Au sortir des élections européennes de 2024, les partis d’extrême droite ont renforcé leur présence au Parlement européen. Ils défendent souvent la souveraineté nationale et s’opposent aux décisions majoritaires au sein du Conseil européen, prônant un maintien du veto national sur certains sujets stratégiques.
Danger pour l’économie ?
Qu’en est-il de leurs programmes économiques, souvent qualifiés de suicidaires ? Une étude récente publiée dans l’American Economic Review sur l’économie mondiale souligne que « les gouvernements populistes ont des conséquences négatives pour l’économie ».
Manuel Funke, Moritz Schularick et Christoph Trebesch de l’institut de Kiel ont examiné 1 500 gouvernements dans 60 pays entre 1900 et 2020, identifiant 51 cas de populisme. Ils définissent le populisme comme une stratégie politique où les dirigeants divisent la société entre « le peuple » vertueux et les « élites » corrompues.

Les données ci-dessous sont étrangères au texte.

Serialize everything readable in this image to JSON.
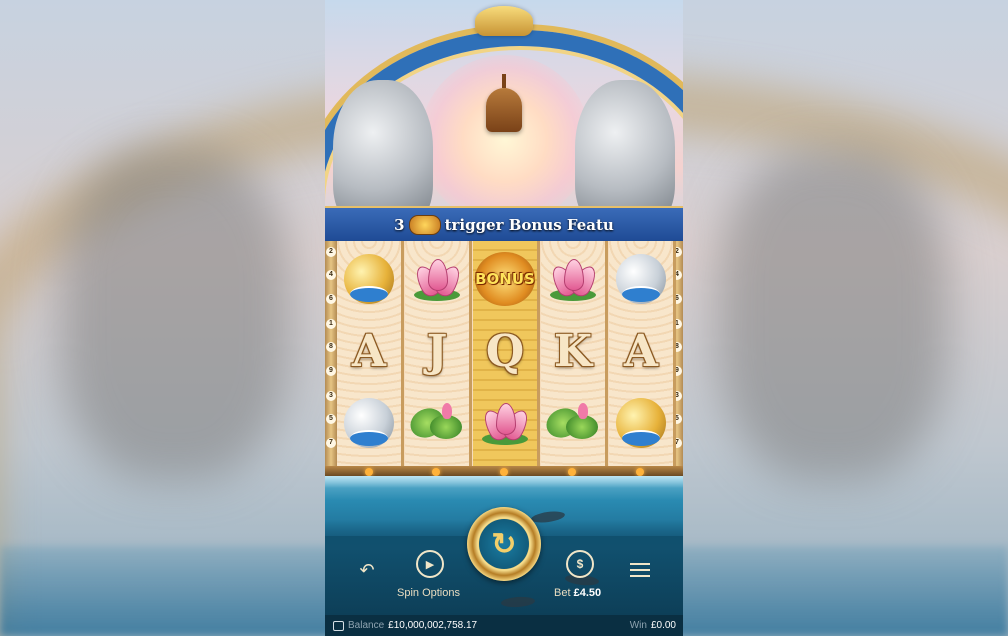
{
  "banner": {
    "prefix": "3",
    "text": "trigger Bonus Featu"
  },
  "reels": {
    "columns": [
      [
        "gold-koi",
        "A",
        "silver-koi"
      ],
      [
        "lotus",
        "J",
        "lotus-leaf"
      ],
      [
        "bonus",
        "Q",
        "lotus"
      ],
      [
        "lotus",
        "K",
        "lotus-leaf"
      ],
      [
        "silver-koi",
        "A",
        "gold-koi"
      ]
    ],
    "bonus_label": "BONUS",
    "line_numbers_left": [
      "2",
      "4",
      "6",
      "1",
      "8",
      "9",
      "3",
      "5",
      "7"
    ],
    "line_numbers_right": [
      "2",
      "4",
      "6",
      "1",
      "8",
      "9",
      "3",
      "5",
      "7"
    ]
  },
  "controls": {
    "spin_options_label": "Spin Options",
    "bet_label": "Bet",
    "bet_value": "£4.50"
  },
  "status": {
    "balance_label": "Balance",
    "balance_value": "£10,000,002,758.17",
    "win_label": "Win",
    "win_value": "£0.00"
  },
  "icons": [
    "back-icon",
    "play-icon",
    "coin-icon",
    "menu-icon",
    "wallet-icon",
    "spin-icon",
    "bell-icon"
  ]
}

Leur étude montre que sous les populistes, tels que Netanyahu, Duterte, Erdogan, Maduro, Modi, Morales, Zuma, Orban, et Trump en 2018, la croissance du PIB par habitant est inférieure de 0,6 point par an par rapport à des gouvernements ayant une politique économique différente. Après 15 ans, cette différence atteint 1 point de PIB par habitant chaque année, illustrant une « stagnation populiste économique ». Notons que la dette publique est de 10 points de PIB plus élevée après un tel règne.
Les populistes échouent souvent à améliorer le niveau de vie en privilégiant la croissance à court terme et en négligeant les risques inflationnistes. « Pour mettre en œuvre la « volonté du peuple », les populistes ont tendance à affaiblir les institutions, à limiter les droits des minorités, à modifier les règles constitutionnelles et électorales en leur faveur et à réprimer l’opposition politique », soulignent les chercheurs.
Cette dynamique crée un cercle vicieux où la faiblesse des institutions démocratiques alimente une détérioration continue de l’économie.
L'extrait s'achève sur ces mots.